A criatura curiosa, de cor azul intensa, estava encalhada em uma faixa de areia. “Quando eu cheguei perto e vi que aquilo se mexia, a minha primeira reação foi verificar se a onda estava chegando para levar embora. Eu nunca tinha visto nem na televisão, só na literatura mesmo. A espécie pode ser conhecida, mas ela estava ali na minha frente. Para resumir, é emocionante se deparar com um serzinho desses na sua frente, relatou Dalma Mesquita.

O “Dragão azul” não É venenoso, mas possui em seu sistema de defesa a capacidade de soltar uma toxina que queima a pele de quem tocá-lo. O animal, em si, não é raro, mas sua aparição é bastante difícil de ser vista. A arquiteta conta que estava recolhendo lixo para ajudar na limpeza da praia, porém chegou a pensar que estava diante de uma sacola plástica.

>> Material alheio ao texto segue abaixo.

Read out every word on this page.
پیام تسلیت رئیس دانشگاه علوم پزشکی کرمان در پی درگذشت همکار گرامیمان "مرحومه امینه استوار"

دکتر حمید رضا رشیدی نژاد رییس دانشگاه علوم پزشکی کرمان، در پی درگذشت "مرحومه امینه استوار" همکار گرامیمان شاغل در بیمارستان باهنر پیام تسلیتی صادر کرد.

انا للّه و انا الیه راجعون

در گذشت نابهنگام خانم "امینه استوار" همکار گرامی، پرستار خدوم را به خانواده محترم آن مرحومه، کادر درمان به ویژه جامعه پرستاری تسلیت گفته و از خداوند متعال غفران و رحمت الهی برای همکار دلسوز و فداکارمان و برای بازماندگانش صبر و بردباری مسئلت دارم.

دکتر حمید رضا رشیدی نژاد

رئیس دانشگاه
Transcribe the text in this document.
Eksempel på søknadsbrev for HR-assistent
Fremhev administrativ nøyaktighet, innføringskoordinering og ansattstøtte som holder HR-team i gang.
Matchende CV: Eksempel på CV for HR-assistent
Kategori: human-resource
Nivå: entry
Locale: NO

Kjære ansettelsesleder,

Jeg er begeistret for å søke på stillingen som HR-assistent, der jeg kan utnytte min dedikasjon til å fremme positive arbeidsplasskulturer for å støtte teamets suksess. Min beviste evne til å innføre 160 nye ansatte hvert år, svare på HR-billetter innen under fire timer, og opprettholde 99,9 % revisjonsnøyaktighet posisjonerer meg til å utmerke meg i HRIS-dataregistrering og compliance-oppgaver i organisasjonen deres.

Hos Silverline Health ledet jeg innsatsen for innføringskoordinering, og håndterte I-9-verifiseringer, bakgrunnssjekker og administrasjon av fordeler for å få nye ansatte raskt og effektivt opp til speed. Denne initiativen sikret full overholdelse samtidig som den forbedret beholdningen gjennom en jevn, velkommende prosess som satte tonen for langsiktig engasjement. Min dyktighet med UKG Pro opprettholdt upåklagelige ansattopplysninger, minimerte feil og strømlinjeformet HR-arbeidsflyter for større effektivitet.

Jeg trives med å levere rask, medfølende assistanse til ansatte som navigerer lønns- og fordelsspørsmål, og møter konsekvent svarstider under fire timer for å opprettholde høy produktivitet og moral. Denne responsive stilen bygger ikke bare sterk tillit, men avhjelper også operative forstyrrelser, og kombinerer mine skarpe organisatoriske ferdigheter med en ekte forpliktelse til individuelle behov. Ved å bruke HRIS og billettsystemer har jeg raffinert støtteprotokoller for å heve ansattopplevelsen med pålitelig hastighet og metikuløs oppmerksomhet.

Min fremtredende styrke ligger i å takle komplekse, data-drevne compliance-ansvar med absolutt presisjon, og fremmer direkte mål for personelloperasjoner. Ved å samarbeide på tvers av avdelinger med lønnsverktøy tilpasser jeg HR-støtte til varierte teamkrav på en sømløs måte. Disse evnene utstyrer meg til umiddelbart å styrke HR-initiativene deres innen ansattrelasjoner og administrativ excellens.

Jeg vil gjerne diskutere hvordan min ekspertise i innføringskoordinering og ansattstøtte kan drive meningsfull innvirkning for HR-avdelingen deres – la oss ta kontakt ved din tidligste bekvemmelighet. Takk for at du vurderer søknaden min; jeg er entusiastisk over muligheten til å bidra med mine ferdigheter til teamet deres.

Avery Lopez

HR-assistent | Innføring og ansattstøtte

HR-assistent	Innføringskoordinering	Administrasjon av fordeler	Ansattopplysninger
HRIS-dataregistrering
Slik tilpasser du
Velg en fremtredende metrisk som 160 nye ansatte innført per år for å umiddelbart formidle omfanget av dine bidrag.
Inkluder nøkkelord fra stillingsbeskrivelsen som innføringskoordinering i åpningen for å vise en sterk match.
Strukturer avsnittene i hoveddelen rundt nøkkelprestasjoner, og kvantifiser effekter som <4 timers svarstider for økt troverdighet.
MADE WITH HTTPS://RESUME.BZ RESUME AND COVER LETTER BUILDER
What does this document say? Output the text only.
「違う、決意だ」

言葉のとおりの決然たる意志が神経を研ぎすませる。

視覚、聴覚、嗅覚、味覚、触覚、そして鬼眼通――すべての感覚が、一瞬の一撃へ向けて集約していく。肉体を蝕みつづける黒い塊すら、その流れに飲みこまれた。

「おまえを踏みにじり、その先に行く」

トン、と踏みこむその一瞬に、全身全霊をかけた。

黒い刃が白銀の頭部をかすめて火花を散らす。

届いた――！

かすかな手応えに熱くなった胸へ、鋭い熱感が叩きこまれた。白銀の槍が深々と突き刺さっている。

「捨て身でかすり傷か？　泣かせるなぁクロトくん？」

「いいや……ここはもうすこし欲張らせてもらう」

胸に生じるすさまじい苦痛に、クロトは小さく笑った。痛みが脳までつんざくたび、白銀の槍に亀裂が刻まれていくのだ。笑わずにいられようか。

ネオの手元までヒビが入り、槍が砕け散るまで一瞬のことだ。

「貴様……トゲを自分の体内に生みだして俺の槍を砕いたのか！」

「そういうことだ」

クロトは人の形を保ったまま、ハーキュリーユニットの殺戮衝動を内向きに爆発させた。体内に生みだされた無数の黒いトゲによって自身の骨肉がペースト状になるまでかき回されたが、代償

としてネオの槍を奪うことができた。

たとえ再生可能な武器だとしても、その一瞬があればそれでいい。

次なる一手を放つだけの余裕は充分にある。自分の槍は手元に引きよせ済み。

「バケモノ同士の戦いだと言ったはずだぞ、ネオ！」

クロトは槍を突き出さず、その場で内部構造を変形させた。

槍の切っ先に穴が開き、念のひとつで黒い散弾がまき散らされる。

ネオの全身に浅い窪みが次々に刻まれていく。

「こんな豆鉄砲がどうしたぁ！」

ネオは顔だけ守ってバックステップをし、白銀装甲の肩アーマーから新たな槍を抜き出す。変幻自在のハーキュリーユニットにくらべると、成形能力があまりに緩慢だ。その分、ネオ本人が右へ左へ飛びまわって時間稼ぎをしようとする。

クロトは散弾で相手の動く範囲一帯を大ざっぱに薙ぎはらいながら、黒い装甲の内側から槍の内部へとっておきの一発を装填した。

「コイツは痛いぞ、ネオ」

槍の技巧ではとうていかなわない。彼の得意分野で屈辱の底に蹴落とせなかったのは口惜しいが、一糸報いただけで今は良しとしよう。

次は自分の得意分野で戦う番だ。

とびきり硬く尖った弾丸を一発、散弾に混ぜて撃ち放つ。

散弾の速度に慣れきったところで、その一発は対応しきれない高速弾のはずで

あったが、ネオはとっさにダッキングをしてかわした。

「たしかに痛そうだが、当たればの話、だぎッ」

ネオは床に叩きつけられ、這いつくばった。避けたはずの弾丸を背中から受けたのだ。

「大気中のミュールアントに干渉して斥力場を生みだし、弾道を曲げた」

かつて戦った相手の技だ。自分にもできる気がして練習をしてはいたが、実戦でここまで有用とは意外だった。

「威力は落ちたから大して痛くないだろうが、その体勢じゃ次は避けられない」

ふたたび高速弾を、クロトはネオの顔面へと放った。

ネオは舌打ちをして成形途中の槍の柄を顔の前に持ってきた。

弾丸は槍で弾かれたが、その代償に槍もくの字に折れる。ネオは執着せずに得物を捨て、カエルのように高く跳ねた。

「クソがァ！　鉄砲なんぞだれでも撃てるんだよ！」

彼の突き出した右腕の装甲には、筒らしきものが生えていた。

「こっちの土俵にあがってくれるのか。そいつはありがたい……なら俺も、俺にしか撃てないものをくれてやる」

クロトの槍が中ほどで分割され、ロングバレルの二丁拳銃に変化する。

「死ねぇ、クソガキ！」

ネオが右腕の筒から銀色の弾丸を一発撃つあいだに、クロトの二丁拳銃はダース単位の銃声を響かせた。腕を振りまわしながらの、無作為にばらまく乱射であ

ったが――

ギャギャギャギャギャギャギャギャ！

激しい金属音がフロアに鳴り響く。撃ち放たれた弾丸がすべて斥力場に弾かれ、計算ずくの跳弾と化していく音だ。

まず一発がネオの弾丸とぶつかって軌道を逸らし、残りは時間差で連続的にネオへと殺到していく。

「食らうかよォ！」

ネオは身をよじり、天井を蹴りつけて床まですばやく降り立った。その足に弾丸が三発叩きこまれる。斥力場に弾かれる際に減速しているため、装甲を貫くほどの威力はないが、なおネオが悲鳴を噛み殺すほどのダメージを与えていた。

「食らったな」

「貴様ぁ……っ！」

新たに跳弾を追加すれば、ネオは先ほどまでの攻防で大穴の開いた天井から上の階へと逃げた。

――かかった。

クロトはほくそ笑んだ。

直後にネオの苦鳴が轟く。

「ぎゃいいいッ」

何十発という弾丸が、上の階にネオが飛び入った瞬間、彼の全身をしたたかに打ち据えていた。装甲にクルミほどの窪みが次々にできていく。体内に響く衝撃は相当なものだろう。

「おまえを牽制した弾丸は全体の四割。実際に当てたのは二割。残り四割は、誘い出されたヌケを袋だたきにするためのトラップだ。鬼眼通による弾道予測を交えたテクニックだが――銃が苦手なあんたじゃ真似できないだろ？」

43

O molusco não apresenta muita mobilidade e também não apresenta natação ativa. Quando encalha, se a maré não alcançá-lo para levá-lo de volta, ele acaba morrendo ali mesmo. O “Dragão azul” é muito frágil, pequeno e sensível. Por isso, é importante que não seja tocado para poder preservá-lo.

A zoóloga Gemany Caetano, ligada ao Museu de Zoologia da Universidade de São Paulo, detalhou que essa espécie de molusco se alimenta de caravelas portuguesas, animais marinhos que possuem estruturas urticantes. Eles são capturadas pelo “Dragão azul”  e utilizados para sua defesa.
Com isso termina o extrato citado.